Время на прочтение: 4 мин.

Марья держит в руках медицинский билет, на листках которого в столбик проставлены кудрявые врачебные отметки. Вчера ей исполнился двадцать один год. Сегодня о ней появилась запись в государственных бумагах. Поэтому завтра ее жизнь изменится.

Родом из Новгородской губернии, Марья Романовна Савинова теперь жила в Петербурге. До той записи она продолжала бы опостылевшую работу и, как прежде, забирала бы одну часть полученных денег себе, а три четверти отдавала хозяйке: за комнату, обед, содержание. 

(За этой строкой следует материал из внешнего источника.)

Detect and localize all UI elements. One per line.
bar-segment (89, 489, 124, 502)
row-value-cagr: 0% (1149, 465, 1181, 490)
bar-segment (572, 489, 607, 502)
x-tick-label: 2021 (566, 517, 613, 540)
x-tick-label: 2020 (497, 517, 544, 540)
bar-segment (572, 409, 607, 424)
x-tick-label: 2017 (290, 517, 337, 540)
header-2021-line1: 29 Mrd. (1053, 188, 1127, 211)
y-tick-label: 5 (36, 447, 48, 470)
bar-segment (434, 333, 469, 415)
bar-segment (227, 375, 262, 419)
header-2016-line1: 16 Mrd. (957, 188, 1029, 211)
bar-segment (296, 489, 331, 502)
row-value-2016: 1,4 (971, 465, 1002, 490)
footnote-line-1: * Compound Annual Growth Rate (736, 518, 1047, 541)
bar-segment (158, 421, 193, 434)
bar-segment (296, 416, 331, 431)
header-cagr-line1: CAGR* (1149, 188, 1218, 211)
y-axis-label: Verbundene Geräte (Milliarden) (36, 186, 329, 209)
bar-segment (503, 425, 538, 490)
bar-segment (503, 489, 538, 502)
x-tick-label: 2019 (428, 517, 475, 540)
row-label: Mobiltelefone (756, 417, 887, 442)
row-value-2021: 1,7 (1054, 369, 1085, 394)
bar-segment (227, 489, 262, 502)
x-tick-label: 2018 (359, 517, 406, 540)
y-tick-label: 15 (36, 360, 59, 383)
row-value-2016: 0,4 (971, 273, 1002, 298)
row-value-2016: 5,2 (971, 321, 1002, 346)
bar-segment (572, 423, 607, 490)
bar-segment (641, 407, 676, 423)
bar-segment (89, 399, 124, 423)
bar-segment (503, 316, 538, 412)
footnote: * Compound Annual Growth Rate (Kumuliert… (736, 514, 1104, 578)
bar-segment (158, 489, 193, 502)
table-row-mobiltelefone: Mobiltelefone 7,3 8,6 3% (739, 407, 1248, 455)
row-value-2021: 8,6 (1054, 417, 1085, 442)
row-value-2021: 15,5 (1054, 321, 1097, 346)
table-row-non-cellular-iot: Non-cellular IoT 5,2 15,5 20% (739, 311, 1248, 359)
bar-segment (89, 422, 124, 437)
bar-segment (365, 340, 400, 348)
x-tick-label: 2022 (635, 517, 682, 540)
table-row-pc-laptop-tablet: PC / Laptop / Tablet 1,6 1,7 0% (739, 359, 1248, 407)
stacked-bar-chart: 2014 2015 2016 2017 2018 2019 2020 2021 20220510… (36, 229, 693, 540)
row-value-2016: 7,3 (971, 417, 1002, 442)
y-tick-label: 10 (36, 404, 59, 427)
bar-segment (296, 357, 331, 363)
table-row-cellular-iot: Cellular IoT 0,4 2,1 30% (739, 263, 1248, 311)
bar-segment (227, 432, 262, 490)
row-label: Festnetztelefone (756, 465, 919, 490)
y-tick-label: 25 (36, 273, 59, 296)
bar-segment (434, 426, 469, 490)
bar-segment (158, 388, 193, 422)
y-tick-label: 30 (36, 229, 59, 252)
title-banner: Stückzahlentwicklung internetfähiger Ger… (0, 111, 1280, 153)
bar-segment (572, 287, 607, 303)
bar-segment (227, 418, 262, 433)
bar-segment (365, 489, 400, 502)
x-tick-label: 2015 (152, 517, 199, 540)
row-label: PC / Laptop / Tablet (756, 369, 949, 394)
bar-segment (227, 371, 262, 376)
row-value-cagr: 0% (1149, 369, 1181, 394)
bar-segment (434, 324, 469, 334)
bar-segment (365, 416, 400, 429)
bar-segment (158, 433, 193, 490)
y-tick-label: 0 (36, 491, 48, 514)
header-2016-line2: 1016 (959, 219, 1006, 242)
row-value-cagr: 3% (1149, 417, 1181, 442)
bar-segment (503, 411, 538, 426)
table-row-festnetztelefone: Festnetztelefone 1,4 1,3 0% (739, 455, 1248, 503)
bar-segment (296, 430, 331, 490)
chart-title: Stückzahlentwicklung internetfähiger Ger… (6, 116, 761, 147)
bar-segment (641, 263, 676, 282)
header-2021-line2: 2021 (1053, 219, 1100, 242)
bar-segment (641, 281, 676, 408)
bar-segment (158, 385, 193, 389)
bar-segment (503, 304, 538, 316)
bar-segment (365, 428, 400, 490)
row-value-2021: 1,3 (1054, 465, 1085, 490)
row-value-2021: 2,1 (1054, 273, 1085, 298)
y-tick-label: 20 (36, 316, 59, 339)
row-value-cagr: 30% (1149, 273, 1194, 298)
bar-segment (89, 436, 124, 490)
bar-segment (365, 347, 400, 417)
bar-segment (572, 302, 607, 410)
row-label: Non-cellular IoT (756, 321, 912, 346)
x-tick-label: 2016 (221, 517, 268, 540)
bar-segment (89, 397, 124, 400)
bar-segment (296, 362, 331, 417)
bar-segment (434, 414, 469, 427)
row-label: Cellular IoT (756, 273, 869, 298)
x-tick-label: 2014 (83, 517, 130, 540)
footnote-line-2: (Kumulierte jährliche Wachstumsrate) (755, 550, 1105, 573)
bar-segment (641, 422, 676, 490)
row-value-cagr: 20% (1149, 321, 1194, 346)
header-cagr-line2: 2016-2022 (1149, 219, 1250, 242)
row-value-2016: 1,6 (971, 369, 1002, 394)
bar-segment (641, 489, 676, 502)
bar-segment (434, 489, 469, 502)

Теперь она сидит у стола в городской полиции и пытается прочитать сделанную о ней в распластанной книге пометку. Буквы вверх ногами, и все-таки по слогам удается «схватить»: 

«1870… Ноябрь… за кражу денегъ къ тюремному заключенiю».

Долг Madame

Книга, лежавшая перед Савиновой, — обычная ведомость. В ней сказано, что происхождения Марья — мещанского, а по роду деятельности — публичная женщина. Украла она небольшую сумму, все верно, кажется, рассчитав. К примеру, токарь Савельев стащил 3 биллиардных шара из трактира и «присужден к заключению на четыре месяца». А солдатская вдова Авдотья Никифорова за прошение на улице милостыни — на три недели. Марье нужен был месяц или больше — чтобы содержательница борделя перестала ее искать, трясти кулаками и требовать возврата ею навязанных долгов. Конечно, на дворе 1870 год, и есть закон, в котором сказано, что денежные претензии содержательниц не могут служить препятствием к оставлению борделей. Но в нем же и про сытые обеды, и про башмаки, и про платья — обеспечивать и кормить, оберегать и не притеснять. На самом деле, все сложнее, и Марья решилась на воровство. Долг Madame эти деньги не покроют, но отдавать она их и не собиралась.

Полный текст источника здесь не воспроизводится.